Moebius syndrome occurs randomly in the general population and patients generally have no family history of the disease. Mutations of chromosome 13 have been associated with Moebius syndrome, as well as mutations in the genes PLXND1 and REV3L.
Rare familial patterns of inherited Moebius syndrome have been observed. The prevalence of Moebius syndrome is about one in 250,000 live births, but familial cases make up only 2% of all documented cases. In such cases, the disease is inherited as an autosomal dominant trait. This means a single copy of an abnormal gene can cause the disease to develop, and can be passed on to offspring.
Genes and Environment
In general, genetic and environmental factors are thought to contribute to a developmental defect of the hindbrain that causes Moebius syndrome. There are a number of theories about the possible causes of the syndrome.
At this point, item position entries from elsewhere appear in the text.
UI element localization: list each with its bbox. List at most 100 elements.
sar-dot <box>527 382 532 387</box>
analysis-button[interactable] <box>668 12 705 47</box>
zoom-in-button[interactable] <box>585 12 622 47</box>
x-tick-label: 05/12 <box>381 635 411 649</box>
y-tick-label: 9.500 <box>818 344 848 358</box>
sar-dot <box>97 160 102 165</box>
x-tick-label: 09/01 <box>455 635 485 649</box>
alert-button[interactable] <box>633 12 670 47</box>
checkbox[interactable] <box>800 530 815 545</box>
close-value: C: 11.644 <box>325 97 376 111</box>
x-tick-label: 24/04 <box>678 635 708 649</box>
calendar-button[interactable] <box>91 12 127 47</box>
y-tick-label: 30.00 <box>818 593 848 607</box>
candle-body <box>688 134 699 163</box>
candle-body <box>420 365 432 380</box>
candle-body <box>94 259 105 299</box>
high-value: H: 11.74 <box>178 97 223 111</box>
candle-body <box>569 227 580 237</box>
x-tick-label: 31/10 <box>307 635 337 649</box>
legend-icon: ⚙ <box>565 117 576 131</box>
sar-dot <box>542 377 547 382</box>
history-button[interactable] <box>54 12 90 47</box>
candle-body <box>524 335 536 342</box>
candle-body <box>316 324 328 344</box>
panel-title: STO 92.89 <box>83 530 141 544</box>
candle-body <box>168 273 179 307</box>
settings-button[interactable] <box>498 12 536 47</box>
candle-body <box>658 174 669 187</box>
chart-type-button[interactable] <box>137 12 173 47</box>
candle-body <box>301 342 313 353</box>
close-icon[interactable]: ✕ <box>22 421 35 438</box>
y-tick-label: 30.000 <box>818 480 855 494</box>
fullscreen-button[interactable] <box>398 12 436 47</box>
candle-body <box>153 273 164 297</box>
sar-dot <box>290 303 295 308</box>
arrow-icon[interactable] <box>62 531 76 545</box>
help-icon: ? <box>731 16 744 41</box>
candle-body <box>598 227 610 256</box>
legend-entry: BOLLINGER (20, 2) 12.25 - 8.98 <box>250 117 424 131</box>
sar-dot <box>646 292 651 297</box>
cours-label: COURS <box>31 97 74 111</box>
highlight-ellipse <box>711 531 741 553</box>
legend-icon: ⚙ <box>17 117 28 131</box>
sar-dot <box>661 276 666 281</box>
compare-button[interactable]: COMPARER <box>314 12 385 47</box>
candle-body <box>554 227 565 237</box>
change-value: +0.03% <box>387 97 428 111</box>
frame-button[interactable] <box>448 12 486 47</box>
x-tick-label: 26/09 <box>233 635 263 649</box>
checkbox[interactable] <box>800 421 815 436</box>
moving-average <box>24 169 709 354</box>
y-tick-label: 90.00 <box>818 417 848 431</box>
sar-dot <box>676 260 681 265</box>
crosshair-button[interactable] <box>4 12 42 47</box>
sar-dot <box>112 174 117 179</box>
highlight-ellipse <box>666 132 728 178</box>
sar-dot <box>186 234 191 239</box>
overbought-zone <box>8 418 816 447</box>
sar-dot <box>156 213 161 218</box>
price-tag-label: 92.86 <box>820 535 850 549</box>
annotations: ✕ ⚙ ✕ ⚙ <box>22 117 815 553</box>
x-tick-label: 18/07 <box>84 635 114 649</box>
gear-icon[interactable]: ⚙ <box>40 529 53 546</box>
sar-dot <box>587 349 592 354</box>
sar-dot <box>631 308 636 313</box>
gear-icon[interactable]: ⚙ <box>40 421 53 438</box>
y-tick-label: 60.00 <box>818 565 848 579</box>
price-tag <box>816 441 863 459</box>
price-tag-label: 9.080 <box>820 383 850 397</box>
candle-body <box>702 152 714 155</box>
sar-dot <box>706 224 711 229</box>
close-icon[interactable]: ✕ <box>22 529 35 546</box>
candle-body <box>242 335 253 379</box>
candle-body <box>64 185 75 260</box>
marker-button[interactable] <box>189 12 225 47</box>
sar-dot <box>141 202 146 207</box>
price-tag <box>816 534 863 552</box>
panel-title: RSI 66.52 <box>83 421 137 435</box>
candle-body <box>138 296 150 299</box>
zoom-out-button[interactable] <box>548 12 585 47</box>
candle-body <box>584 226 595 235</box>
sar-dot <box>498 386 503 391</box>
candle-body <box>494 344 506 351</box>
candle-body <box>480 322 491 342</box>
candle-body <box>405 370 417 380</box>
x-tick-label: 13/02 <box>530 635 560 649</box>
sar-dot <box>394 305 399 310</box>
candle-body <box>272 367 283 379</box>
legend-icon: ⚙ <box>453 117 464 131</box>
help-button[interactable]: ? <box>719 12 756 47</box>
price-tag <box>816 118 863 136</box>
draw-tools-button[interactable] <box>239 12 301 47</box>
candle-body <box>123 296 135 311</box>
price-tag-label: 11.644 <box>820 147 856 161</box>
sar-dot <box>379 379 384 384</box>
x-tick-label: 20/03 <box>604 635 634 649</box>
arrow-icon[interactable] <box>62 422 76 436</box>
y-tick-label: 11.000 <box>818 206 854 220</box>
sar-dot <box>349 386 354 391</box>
Vascular disturbances during fetal development are thought to increase the risk for Moebius syndrome. A temporary loss of blood supply to the brain in the first trimester could decrease oxygen to the brain, affecting the growth of the cranial nerves.
Illness and trauma to the mother are also thought to be potential contributors to Moebius syndrome. Such events could trigger a disruption of blood supply to vital areas. Testing procedures such as chorionic villus sampling, or illnesses like hyperthermia, could also create conditions predisposing to the development of the syndrome.
Toxins, medications, or recreational drug abuse by the mother during pregnancy are considered to be possible causes of Moebius syndrome.
These environmental influences may in many cases combine with genetic factors to lead to the manifestation of the disease in the child.
Whether triggered by reduced blood flow, toxins, or another cause, it is believed that an initial insult leads to a series of damaging events in the brainstem. It is not clear what role genetic mutations may play in this cascade of developmental injury. The genes that have been associated with Moebius syndrome, PLXND1 and REV3L, are found in unrelated pathways. PLXND1 is involved in neural migration during hindbrain development. REV3L, on the other hand, is part of the pathway of DNA translesion synthesis, which is an important component in the machinery for replicating damaged DNA.
Patterns of Impairment
The failure of infants to smile and their inability to suck is caused by the paralysis of cranial nerve VII. There are three patterns of ocular motility changes in Moebius syndrome:
- Pattern A-Inability to move eyes side to side but with no strabismus, found in 41% of cases.
- Pattern B-Convergent strabismus and crossing of the eyes, found in 50% of cases.
- Pattern C-Divergent strabismus, spasms of the neck muscles (torticollis), and vertical eye misalignment, found in 9% of patients. Includes involvement of cranial nerves III and IV.
If other cranial nerves are also maldeveloped, various characteristic syndromes may develop. For instance, the involvement of cranial nerve XII can lead to lingual palsy and hypoplasia. If the disease affects cranial nerve V it can lead to symptoms in and around the mouth. And damage to cranial nerve IX leads to immobility of the palate and pharynges. If the cochlear branch of cranial nerve VII is affected, it can cause language delay.